Cambodia’s young and inexpensive work force, rising productivity, a pro-business government, and 30 years of an isolating war have made the country "one of the best investor diversification plays around," says Cambodia Investment and Development Fund co-founder Marvin Yeo.
"Cambodia is where Vietnam was some eight to 10 years ago," Yeo says
Managers of at least four new private equity funds clearly agree. The funds are preparing to pour upwards of $500 million into Cambodia as investors flee the troubled Vietnamese bourse.
Marc Faber and Jim Rogers are among those expressing great enthusiasm about Cambodian investment prospects — and both are advising some of the private equity firms that plan to invest there, in reports in the The New York Times and elsewhere.
"Cambodia offers an enormous potential for future capital gains," Faber recently wrote in an investment newsletter. The country, which plans to open stock and bond exchanges next year, also has the potential to produce two things the world now craves: rice and oil.
Twenty-two fund managers, most from the U.S., recently met in Cambodia to evaluate current investment opportunities there.
It’s a struggle. The country posted a miniscule gross domestic product of $8.4 billion last year. The Cambodian economy would fit in the back pocket of a normal U.S. large-cap stock.
China, in comparison, raked in 10 times that amount in foreign investment alone last year.

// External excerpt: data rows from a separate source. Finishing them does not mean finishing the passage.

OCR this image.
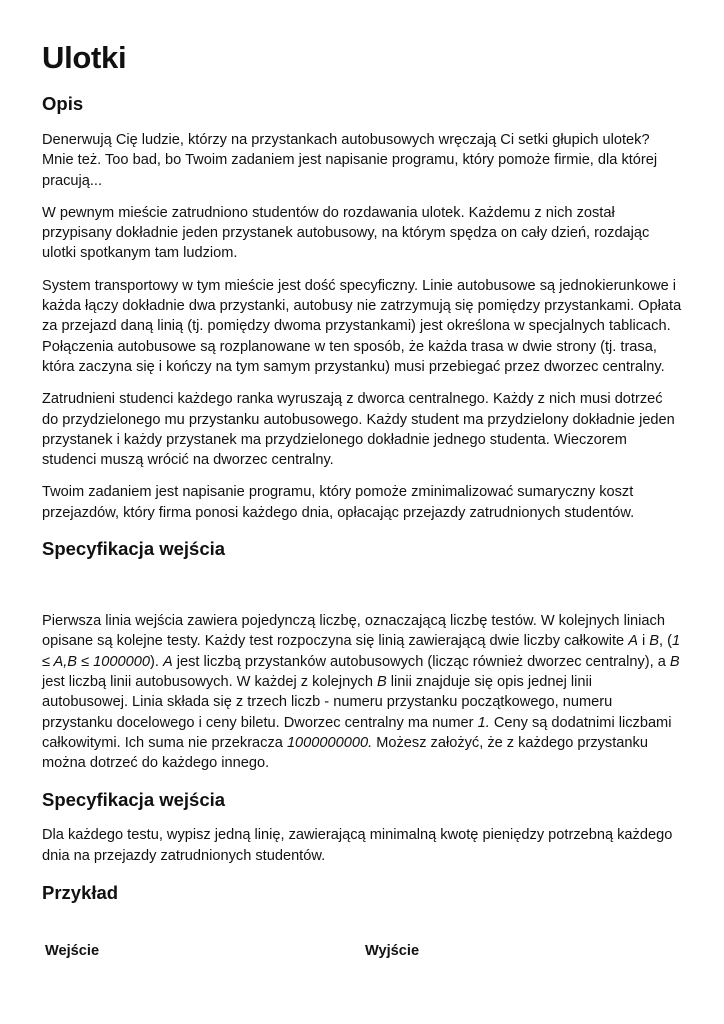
Ulotki
Opis

Denerwują Cię ludzie, którzy na przystankach autobusowych wręczają Ci setki głupich ulotek? Mnie też. Too bad, bo Twoim zadaniem jest napisanie programu, który pomoże firmie, dla której pracują...

W pewnym mieście zatrudniono studentów do rozdawania ulotek. Każdemu z nich został przypisany dokładnie jeden przystanek autobusowy, na którym spędza on cały dzień, rozdając ulotki spotkanym tam ludziom.

System transportowy w tym mieście jest dość specyficzny. Linie autobusowe są jednokierunkowe i każda łączy dokładnie dwa przystanki, autobusy nie zatrzymują się pomiędzy przystankami. Opłata za przejazd daną linią (tj. pomiędzy dwoma przystankami) jest określona w specjalnych tablicach. Połączenia autobusowe są rozplanowane w ten sposób, że każda trasa w dwie strony (tj. trasa, która zaczyna się i kończy na tym samym przystanku) musi przebiegać przez dworzec centralny.

Zatrudnieni studenci każdego ranka wyruszają z dworca centralnego. Każdy z nich musi dotrzeć do przydzielonego mu przystanku autobusowego. Każdy student ma przydzielony dokładnie jeden przystanek i każdy przystanek ma przydzielonego dokładnie jednego studenta. Wieczorem studenci muszą wrócić na dworzec centralny.

Twoim zadaniem jest napisanie programu, który pomoże zminimalizować sumaryczny koszt przejazdów, który firma ponosi każdego dnia, opłacając przejazdy zatrudnionych studentów.

Specyfikacja wejścia

Pierwsza linia wejścia zawiera pojedynczą liczbę, oznaczającą liczbę testów. W kolejnych liniach opisane są kolejne testy. Każdy test rozpoczyna się linią zawierającą dwie liczby całkowite A i B, (1 ≤ A,B ≤ 1000000). A jest liczbą przystanków autobusowych (licząc również dworzec centralny), a B jest liczbą linii autobusowych. W każdej z kolejnych B linii znajduje się opis jednej linii autobusowej. Linia składa się z trzech liczb - numeru przystanku początkowego, numeru przystanku docelowego i ceny biletu. Dworzec centralny ma numer 1. Ceny są dodatnimi liczbami całkowitymi. Ich suma nie przekracza 1000000000. Możesz założyć, że z każdego przystanku można dotrzeć do każdego innego.

Specyfikacja wejścia

Dla każdego testu, wypisz jedną linię, zawierającą minimalną kwotę pieniędzy potrzebną każdego dnia na przejazdy zatrudnionych studentów.

Przykład
Wejście	Wyjście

"The general principle is to go after those countries and companies that are unpopular and bombed out, and that are good value in terms of price-to-earnings, price-to-book and dividend yield," says Mark Mobius, president of Templeton Emerging Markets.
Some fund managers believe the trick to succeeding in Cambodia lies in staying small to avoid headaches caused by the country’s notoriously corrupt government, weak laws, and business secrecy.

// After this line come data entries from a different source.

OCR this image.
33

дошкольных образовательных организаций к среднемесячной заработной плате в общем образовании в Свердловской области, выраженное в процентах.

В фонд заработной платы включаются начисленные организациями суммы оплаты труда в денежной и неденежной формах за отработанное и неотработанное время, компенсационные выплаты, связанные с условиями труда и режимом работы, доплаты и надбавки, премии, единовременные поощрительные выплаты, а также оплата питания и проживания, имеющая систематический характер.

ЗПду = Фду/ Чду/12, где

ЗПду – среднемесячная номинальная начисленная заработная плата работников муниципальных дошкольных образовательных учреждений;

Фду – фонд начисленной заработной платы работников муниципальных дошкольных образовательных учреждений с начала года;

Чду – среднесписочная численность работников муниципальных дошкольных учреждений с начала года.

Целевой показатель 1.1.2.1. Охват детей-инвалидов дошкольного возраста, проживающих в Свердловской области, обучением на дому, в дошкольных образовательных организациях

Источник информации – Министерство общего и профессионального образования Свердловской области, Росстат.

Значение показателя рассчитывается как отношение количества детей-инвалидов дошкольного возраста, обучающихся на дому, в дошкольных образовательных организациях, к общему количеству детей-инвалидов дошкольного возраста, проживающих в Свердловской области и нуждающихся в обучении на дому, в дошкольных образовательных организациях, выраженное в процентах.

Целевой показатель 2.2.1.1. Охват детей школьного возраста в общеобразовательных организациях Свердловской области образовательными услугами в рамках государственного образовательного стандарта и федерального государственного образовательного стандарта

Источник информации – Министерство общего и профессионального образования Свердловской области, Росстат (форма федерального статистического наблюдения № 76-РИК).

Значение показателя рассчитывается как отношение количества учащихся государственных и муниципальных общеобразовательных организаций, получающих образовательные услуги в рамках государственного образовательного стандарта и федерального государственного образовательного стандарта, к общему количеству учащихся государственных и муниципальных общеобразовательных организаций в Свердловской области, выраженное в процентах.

"We want the small and medium-sized investments below the political radar screen," says Douglas Clayton, a managing partner of Leopard Asia, which is raising $100 million for its Cambodia fund.
"Cambodia needs several billion dollars of investment," Clayton says. "The challenge will be to build the businesses. Most are early-stage investments."
Clayton’s fund — which opened to subscribers in April and sees opportunities in food processing, the garments industry, agribusiness, and property — is targeting investments between $5 million and $15 million.
The projected return for the Leopard Asia's initial Cambodian investment, a minority stake in a $2.5 million, 250-unit condominium, is 60 percent — well above its normal 25 percent return target.
"As we dig deeper into this country and connect with the entrepreneurial class we are finding a lot of opportunities," says Cambodia Emerald Fund manager Peter Brimble, who is aiming to raise $100 million.
"Five hundred million dollars is really just a few golf courses and hotels," Douglas Broderick, United Nations Development Program's resident representative in Cambodia, told The Wall Street Journal. "A lot more could be absorbed."
Emerging markets are expected to experience an average gross domestic product growth of 7 percent this year, says Mobius, while developed markets are expected to grow at an average of a little more than two percent.
However, even after their recent tanking, Vietnamese shares still aren’t cheap enough for him to consider.
"If you're going to go there, you better think long-term," Mobius says. "Otherwise you can get stuck with a very illiquid security."